Asıl konuşulması gerekenler geri itildiği için de yanlış insanların ve yapılan yanlışların toplum nezdinde açıklanması mümkün olmuyor. Bir milletin inanmış ve yetişmiş kadrolarının sesi toplu çıkmıyorsa; orada emniyet verici birlikten, huzurdan, mutlu bir gelecekten söz etmek mümkün değildir. Çıkarılan cılız bir kaç feryat; gürültünün karanlıklarında boğulup gidecektir. Feryat edenler sonunda vicdanen rahat olurlar, diğerleri ise sorumluluk hesabından kurtulamazlar.

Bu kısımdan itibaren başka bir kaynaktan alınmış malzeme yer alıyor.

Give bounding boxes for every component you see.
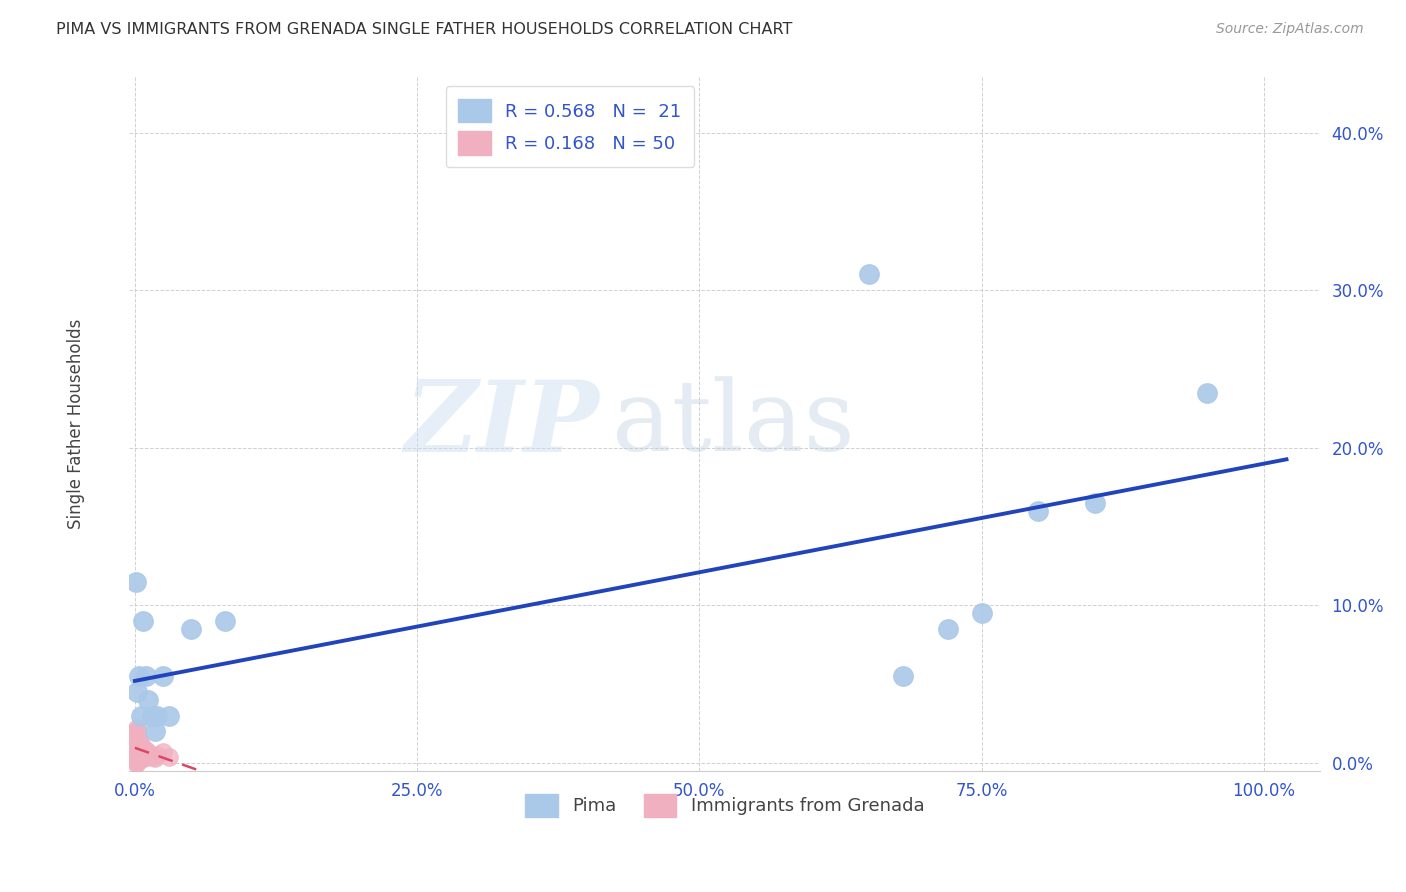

Ülke tablosuna baktığımızda tam bir karmaşa ve kargaşa ortamına doğru hızla çekiliyoruz. Karartma olsa bile, terör, ekonomi, siyaset, hak ve adalet kavramlarının domura uğradığını sayısız örnekleriyle görüyoruz. Hukuk; rafta, Hak; haksızda, adalet; yandaşta, kadrolar; ehliyetsizlerde, en kötüsü de vicdan; cüzdanda hapistir! Tarih boyunca elde ettiğimiz kazanımlar itibarsız bir iktidarın devamı için peşkeş çekilmiştir. Mülteci sorunu en ağır yük olarak yerini almaktadır. Vatan toprakları sahipsizdir ve kaderine terk edilmiştir. Kanlarıyla vatan kuran millet evlatlarının haklarının nerelerde heba edildiğinden söz eden bile yok. Ülke kaynakları, küresel sermayenin çerezi haline getirilmiştir.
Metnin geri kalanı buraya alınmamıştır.